Podworks’ countermotion was granted on May 29, a mere two weeks after it was filed. The court concluded that, due specifically to the test results submitted by Werth, “Headspace may not have exercised the required control over quality necessary to establish trademark rights through use by a licensee.”

This is all great news for Werth, even if he hasn’t won the entire case yet, but the real news here is that pesticides are a way bigger deal than previously thought. While the presence of pesticides in legal cannabis products is already a massive consumer safety issue, this case is the tip of an iceberg’s worth of business liability. Certainly, losing consumer confidence over pesticides can cost cannabis companies a great deal of money — Ionic’s sales plummeted from $332,000 in November 2018 to a little under $13,000 in February 2019, after failing two rounds of OK Cannabis testing, according to 502data.com — but so can losing lawsuits. In a market as competitive as Washington’s, a trademark is no laughing matter.
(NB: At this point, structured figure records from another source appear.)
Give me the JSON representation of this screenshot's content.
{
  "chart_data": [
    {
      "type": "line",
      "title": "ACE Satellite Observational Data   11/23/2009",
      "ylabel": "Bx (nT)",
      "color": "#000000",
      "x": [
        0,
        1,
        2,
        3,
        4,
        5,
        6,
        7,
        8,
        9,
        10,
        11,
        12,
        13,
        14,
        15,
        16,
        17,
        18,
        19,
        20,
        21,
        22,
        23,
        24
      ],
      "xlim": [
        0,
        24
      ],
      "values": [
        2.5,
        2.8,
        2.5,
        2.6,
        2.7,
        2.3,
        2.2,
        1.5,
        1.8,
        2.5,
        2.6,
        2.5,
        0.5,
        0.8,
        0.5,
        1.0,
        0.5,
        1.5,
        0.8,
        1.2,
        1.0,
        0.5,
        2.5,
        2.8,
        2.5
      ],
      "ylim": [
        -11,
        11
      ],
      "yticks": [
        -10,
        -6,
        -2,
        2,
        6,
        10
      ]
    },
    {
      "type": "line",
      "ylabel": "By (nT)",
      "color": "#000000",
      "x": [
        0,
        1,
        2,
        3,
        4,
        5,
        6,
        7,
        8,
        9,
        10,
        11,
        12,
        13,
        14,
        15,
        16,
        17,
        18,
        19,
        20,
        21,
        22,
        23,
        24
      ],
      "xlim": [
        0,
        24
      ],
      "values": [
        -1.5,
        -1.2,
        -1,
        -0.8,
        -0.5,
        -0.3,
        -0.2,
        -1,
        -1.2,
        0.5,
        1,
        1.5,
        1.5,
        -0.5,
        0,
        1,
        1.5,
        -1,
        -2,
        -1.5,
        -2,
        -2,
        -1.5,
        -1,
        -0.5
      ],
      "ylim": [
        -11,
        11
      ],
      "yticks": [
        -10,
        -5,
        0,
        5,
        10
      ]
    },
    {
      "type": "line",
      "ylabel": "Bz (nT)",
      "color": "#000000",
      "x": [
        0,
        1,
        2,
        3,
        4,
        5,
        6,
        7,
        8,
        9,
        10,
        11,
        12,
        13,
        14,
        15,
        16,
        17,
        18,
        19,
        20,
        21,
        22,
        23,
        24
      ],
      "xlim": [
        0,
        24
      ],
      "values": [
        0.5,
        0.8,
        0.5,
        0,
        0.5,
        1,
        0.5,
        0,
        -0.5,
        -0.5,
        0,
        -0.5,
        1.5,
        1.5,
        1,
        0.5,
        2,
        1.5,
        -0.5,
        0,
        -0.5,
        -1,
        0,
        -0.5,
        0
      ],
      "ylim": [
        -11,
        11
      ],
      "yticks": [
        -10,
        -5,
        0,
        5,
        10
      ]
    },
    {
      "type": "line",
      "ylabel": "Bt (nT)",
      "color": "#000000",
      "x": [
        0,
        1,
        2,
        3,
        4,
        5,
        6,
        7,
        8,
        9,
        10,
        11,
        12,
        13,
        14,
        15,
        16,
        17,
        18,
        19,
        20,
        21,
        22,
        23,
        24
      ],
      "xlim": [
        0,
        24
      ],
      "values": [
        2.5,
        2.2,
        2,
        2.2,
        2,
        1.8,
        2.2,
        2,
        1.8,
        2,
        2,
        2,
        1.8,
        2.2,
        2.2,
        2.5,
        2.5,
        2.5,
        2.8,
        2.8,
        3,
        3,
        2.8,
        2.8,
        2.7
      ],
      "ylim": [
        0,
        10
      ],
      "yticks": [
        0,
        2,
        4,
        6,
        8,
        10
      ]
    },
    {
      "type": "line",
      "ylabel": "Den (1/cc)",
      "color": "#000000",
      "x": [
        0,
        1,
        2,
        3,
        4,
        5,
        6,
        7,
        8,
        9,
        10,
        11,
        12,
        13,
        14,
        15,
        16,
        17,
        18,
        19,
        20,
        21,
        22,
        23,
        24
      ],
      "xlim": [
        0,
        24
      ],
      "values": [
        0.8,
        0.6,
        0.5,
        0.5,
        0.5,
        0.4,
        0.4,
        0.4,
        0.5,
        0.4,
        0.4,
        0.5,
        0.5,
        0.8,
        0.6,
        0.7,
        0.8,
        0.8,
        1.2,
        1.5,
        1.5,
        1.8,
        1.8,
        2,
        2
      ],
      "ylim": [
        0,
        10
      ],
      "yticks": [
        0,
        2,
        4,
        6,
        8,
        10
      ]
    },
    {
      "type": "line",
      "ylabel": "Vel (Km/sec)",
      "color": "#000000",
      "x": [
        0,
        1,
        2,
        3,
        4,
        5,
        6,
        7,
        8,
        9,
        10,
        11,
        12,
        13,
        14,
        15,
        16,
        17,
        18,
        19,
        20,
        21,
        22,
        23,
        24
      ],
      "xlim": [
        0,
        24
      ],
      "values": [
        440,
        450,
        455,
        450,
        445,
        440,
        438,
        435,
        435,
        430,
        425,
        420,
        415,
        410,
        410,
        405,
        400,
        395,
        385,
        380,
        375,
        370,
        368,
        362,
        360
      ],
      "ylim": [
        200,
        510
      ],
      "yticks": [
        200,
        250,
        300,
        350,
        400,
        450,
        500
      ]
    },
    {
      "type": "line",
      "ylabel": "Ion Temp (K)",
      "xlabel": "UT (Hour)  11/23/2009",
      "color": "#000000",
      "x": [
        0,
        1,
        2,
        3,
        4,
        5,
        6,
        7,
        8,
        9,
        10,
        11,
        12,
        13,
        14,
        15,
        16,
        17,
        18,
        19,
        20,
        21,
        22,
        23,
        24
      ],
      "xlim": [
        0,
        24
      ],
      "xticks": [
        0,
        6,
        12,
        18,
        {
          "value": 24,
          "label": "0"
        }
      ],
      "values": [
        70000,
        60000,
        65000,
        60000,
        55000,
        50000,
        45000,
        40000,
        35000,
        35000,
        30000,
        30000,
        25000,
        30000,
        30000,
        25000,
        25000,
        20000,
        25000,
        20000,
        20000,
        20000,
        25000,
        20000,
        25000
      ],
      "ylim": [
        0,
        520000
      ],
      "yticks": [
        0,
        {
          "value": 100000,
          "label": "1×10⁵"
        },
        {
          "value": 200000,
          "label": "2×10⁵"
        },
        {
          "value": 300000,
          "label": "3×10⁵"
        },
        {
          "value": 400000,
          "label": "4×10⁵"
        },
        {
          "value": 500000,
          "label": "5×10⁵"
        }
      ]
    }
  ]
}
There’s also the matter of business insurance, which frequently requires policyholders to warrant that they’ve taken steps to assure the quality of their products, including pesticide testing. That’s its own iceberg, but suffice to say that it is entirely within reason for an insurance company to refuse to cover a business in the case of a pesticide-driven loss if that business didn’t take steps to test their products.

While it might be too much to hope for that the new crop of interstate, IPO-obsessed cannabis companies would pesticide test products out of the goodness of their hearts, cases like this are pretty good news for consumers.

Companies as well capitalized as Headspace have always been able to afford to test, they just haven’t had a financially compelling reason to. Now, however, they might not be able to afford not to.